On 2023-08-22 9:03 PM, Jaroslav Kysela wrote:
On 22. 08. 23 17:38, Takashi Iwai wrote:
On Tue, 22 Aug 2023 17:29:47 +0200, Jaroslav Kysela wrote:
On 22. 08. 23 17:07, Takashi Iwai wrote:
On Tue, 22 Aug 2023 17:03:02 +0200, Jaroslav Kysela wrote:
On 11. 08. 23 18:48, Cezary Rojewski wrote:
+#define SNDRV_PCM_SUBFMTBIT_MSBITS_32 _SNDRV_PCM_SUBFMTBIT(MSBITS_32)
What was reason to add 32/32 format ? Subformat STD + msbits == 32 should already handle the maximal resolution. Until we do not have 64 bit formats, it seems like an useless extension.
My understanding is to distinguish the cases "we do fully support 32bit" and "we don't care". But, the end effect is same for both, user-space would handle 32bit in both cases, so this difference won't help much, indeed.
I don't think that we have a "do not care" situation.
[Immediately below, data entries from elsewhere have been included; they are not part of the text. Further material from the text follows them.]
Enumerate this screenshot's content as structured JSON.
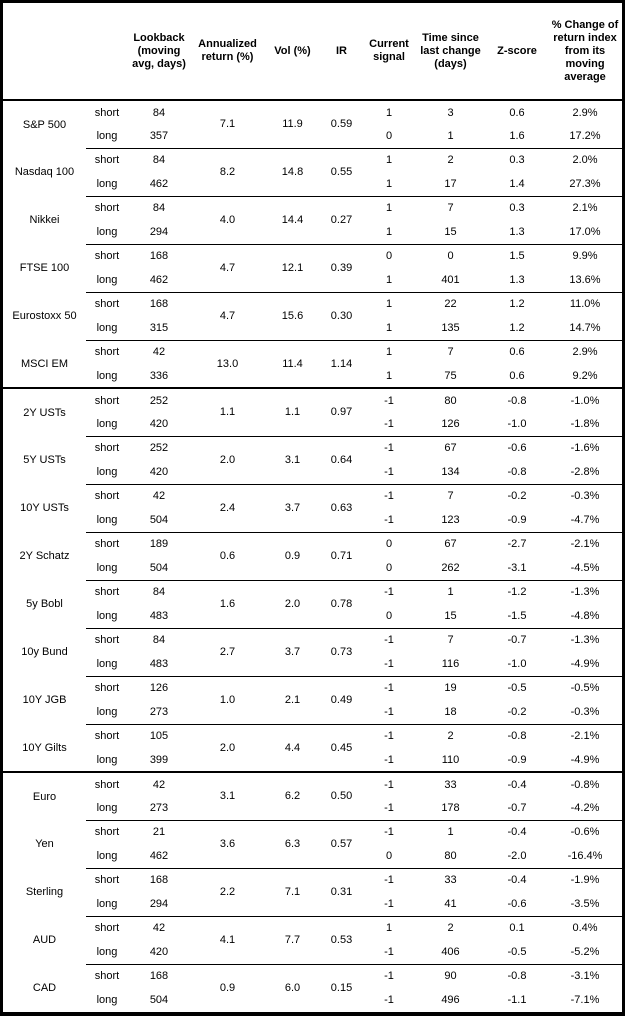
{
  "header": {
    "name": "",
    "leg": "",
    "lookback": "Lookback\n(moving\navg, days)",
    "annualized": "Annualized\nreturn (%)",
    "vol": "Vol (%)",
    "ir": "IR",
    "signal": "Current\nsignal",
    "time": "Time since\nlast change\n(days)",
    "zscore": "Z-score",
    "pct": "% Change of\nreturn index\nfrom its\nmoving\naverage"
  },
  "sections": [
    {
      "groups": [
        {
          "name": "S&P 500",
          "annualized": "7.1",
          "vol": "11.9",
          "ir": "0.59",
          "rows": [
            {
              "leg": "short",
              "lookback": "84",
              "signal": "1",
              "time": "3",
              "z": "0.6",
              "pct": "2.9%"
            },
            {
              "leg": "long",
              "lookback": "357",
              "signal": "0",
              "time": "1",
              "z": "1.6",
              "pct": "17.2%"
            }
          ]
        },
        {
          "name": "Nasdaq 100",
          "annualized": "8.2",
          "vol": "14.8",
          "ir": "0.55",
          "rows": [
            {
              "leg": "short",
              "lookback": "84",
              "signal": "1",
              "time": "2",
              "z": "0.3",
              "pct": "2.0%"
            },
            {
              "leg": "long",
              "lookback": "462",
              "signal": "1",
              "time": "17",
              "z": "1.4",
              "pct": "27.3%"
            }
          ]
        },
        {
          "name": "Nikkei",
          "annualized": "4.0",
          "vol": "14.4",
          "ir": "0.27",
          "rows": [
            {
              "leg": "short",
              "lookback": "84",
              "signal": "1",
              "time": "7",
              "z": "0.3",
              "pct": "2.1%"
            },
            {
              "leg": "long",
              "lookback": "294",
              "signal": "1",
              "time": "15",
              "z": "1.3",
              "pct": "17.0%"
            }
          ]
        },
        {
          "name": "FTSE 100",
          "annualized": "4.7",
          "vol": "12.1",
          "ir": "0.39",
          "rows": [
            {
              "leg": "short",
              "lookback": "168",
              "signal": "0",
              "time": "0",
              "z": "1.5",
              "pct": "9.9%"
            },
            {
              "leg": "long",
              "lookback": "462",
              "signal": "1",
              "time": "401",
              "z": "1.3",
              "pct": "13.6%"
            }
          ]
        },
        {
          "name": "Eurostoxx 50",
          "annualized": "4.7",
          "vol": "15.6",
          "ir": "0.30",
          "rows": [
            {
              "leg": "short",
              "lookback": "168",
              "signal": "1",
              "time": "22",
              "z": "1.2",
              "pct": "11.0%"
            },
            {
              "leg": "long",
              "lookback": "315",
              "signal": "1",
              "time": "135",
              "z": "1.2",
              "pct": "14.7%"
            }
          ]
        },
        {
          "name": "MSCI EM",
          "annualized": "13.0",
          "vol": "11.4",
          "ir": "1.14",
          "rows": [
            {
              "leg": "short",
              "lookback": "42",
              "signal": "1",
              "time": "7",
              "z": "0.6",
              "pct": "2.9%"
            },
            {
              "leg": "long",
              "lookback": "336",
              "signal": "1",
              "time": "75",
              "z": "0.6",
              "pct": "9.2%"
            }
          ]
        }
      ]
    },
    {
      "groups": [
        {
          "name": "2Y USTs",
          "annualized": "1.1",
          "vol": "1.1",
          "ir": "0.97",
          "rows": [
            {
              "leg": "short",
              "lookback": "252",
              "signal": "-1",
              "time": "80",
              "z": "-0.8",
              "pct": "-1.0%"
            },
            {
              "leg": "long",
              "lookback": "420",
              "signal": "-1",
              "time": "126",
              "z": "-1.0",
              "pct": "-1.8%"
            }
          ]
        },
        {
          "name": "5Y USTs",
          "annualized": "2.0",
          "vol": "3.1",
          "ir": "0.64",
          "rows": [
            {
              "leg": "short",
              "lookback": "252",
              "signal": "-1",
              "time": "67",
              "z": "-0.6",
              "pct": "-1.6%"
            },
            {
              "leg": "long",
              "lookback": "420",
              "signal": "-1",
              "time": "134",
              "z": "-0.8",
              "pct": "-2.8%"
            }
          ]
        },
        {
          "name": "10Y USTs",
          "annualized": "2.4",
          "vol": "3.7",
          "ir": "0.63",
          "rows": [
            {
              "leg": "short",
              "lookback": "42",
              "signal": "-1",
              "time": "7",
              "z": "-0.2",
              "pct": "-0.3%"
            },
            {
              "leg": "long",
              "lookback": "504",
              "signal": "-1",
              "time": "123",
              "z": "-0.9",
              "pct": "-4.7%"
            }
          ]
        },
        {
          "name": "2Y Schatz",
          "annualized": "0.6",
          "vol": "0.9",
          "ir": "0.71",
          "rows": [
            {
              "leg": "short",
              "lookback": "189",
              "signal": "0",
              "time": "67",
              "z": "-2.7",
              "pct": "-2.1%"
            },
            {
              "leg": "long",
              "lookback": "504",
              "signal": "0",
              "time": "262",
              "z": "-3.1",
              "pct": "-4.5%"
            }
          ]
        },
        {
          "name": "5y Bobl",
          "annualized": "1.6",
          "vol": "2.0",
          "ir": "0.78",
          "rows": [
            {
              "leg": "short",
              "lookback": "84",
              "signal": "-1",
              "time": "1",
              "z": "-1.2",
              "pct": "-1.3%"
            },
            {
              "leg": "long",
              "lookback": "483",
              "signal": "0",
              "time": "15",
              "z": "-1.5",
              "pct": "-4.8%"
            }
          ]
        },
        {
          "name": "10y Bund",
          "annualized": "2.7",
          "vol": "3.7",
          "ir": "0.73",
          "rows": [
            {
              "leg": "short",
              "lookback": "84",
              "signal": "-1",
              "time": "7",
              "z": "-0.7",
              "pct": "-1.3%"
            },
            {
              "leg": "long",
              "lookback": "483",
              "signal": "-1",
              "time": "116",
              "z": "-1.0",
              "pct": "-4.9%"
            }
          ]
        },
        {
          "name": "10Y JGB",
          "annualized": "1.0",
          "vol": "2.1",
          "ir": "0.49",
          "rows": [
            {
              "leg": "short",
              "lookback": "126",
              "signal": "-1",
              "time": "19",
              "z": "-0.5",
              "pct": "-0.5%"
            },
            {
              "leg": "long",
              "lookback": "273",
              "signal": "-1",
              "time": "18",
              "z": "-0.2",
              "pct": "-0.3%"
            }
          ]
        },
        {
          "name": "10Y Gilts",
          "annualized": "2.0",
          "vol": "4.4",
          "ir": "0.45",
          "rows": [
            {
              "leg": "short",
              "lookback": "105",
              "signal": "-1",
              "time": "2",
              "z": "-0.8",
              "pct": "-2.1%"
            },
            {
              "leg": "long",
              "lookback": "399",
              "signal": "-1",
              "time": "110",
              "z": "-0.9",
              "pct": "-4.9%"
            }
          ]
        }
      ]
    },
    {
      "groups": [
        {
          "name": "Euro",
          "annualized": "3.1",
          "vol": "6.2",
          "ir": "0.50",
          "rows": [
            {
              "leg": "short",
              "lookback": "42",
              "signal": "-1",
              "time": "33",
              "z": "-0.4",
              "pct": "-0.8%"
            },
            {
              "leg": "long",
              "lookback": "273",
              "signal": "-1",
              "time": "178",
              "z": "-0.7",
              "pct": "-4.2%"
            }
          ]
        },
        {
          "name": "Yen",
          "annualized": "3.6",
          "vol": "6.3",
          "ir": "0.57",
          "rows": [
            {
              "leg": "short",
              "lookback": "21",
              "signal": "-1",
              "time": "1",
              "z": "-0.4",
              "pct": "-0.6%"
            },
            {
              "leg": "long",
              "lookback": "462",
              "signal": "0",
              "time": "80",
              "z": "-2.0",
              "pct": "-16.4%"
            }
          ]
        },
        {
          "name": "Sterling",
          "annualized": "2.2",
          "vol": "7.1",
          "ir": "0.31",
          "rows": [
            {
              "leg": "short",
              "lookback": "168",
              "signal": "-1",
              "time": "33",
              "z": "-0.4",
              "pct": "-1.9%"
            },
            {
              "leg": "long",
              "lookback": "294",
              "signal": "-1",
              "time": "41",
              "z": "-0.6",
              "pct": "-3.5%"
            }
          ]
        },
        {
          "name": "AUD",
          "annualized": "4.1",
          "vol": "7.7",
          "ir": "0.53",
          "rows": [
            {
              "leg": "short",
              "lookback": "42",
              "signal": "1",
              "time": "2",
              "z": "0.1",
              "pct": "0.4%"
            },
            {
              "leg": "long",
              "lookback": "420",
              "signal": "-1",
              "time": "406",
              "z": "-0.5",
              "pct": "-5.2%"
            }
          ]
        },
        {
          "name": "CAD",
          "annualized": "0.9",
          "vol": "6.0",
          "ir": "0.15",
          "rows": [
            {
              "leg": "short",
              "lookback": "168",
              "signal": "-1",
              "time": "90",
              "z": "-0.8",
              "pct": "-3.1%"
            },
            {
              "leg": "long",
              "lookback": "504",
              "signal": "-1",
              "time": "496",
              "z": "-1.1",
              "pct": "-7.1%"
            }
          ]
        }
      ]
    }
  ]
}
The applications currently expects to use the maximal msbits for STD subformat. The subformat should be used only to refine (downgrade) the resolution on the driver / hw side on demand. I would just add only necessary API extensions and save one bit for now.
Well, the current behavior (with STD) is to choose whatever 32bit format the driver supports, and the driver may set a different value of hw_params.msbits at hw_params. The explicit MSBITS_32 would enforce the hw_params.msbits to be 32, otherwise hw_refine would fail. So I see a potential difference.
I see. But if our target is to create a complete query/set msbits API, we should cover all cases also for other formats.
I vote to replace SUBFMTBIT_MSBITS_32 to SUBFMTBIT_MSBITS_MAX as the second bit (right after STD). The format hw parameter already defines the maximal width. We can add SUBFMTBIT_MSBITS_32 when it's really required. Note that MAX should be handled for all cases (not only for S32_LE or so).
In my opinion STD already states "max". The word is not explicit either - max in the eyes of whom? The driver'? Then the driver may reply: max allowed e.g.: 24/32. And that translates to: fallback to STD.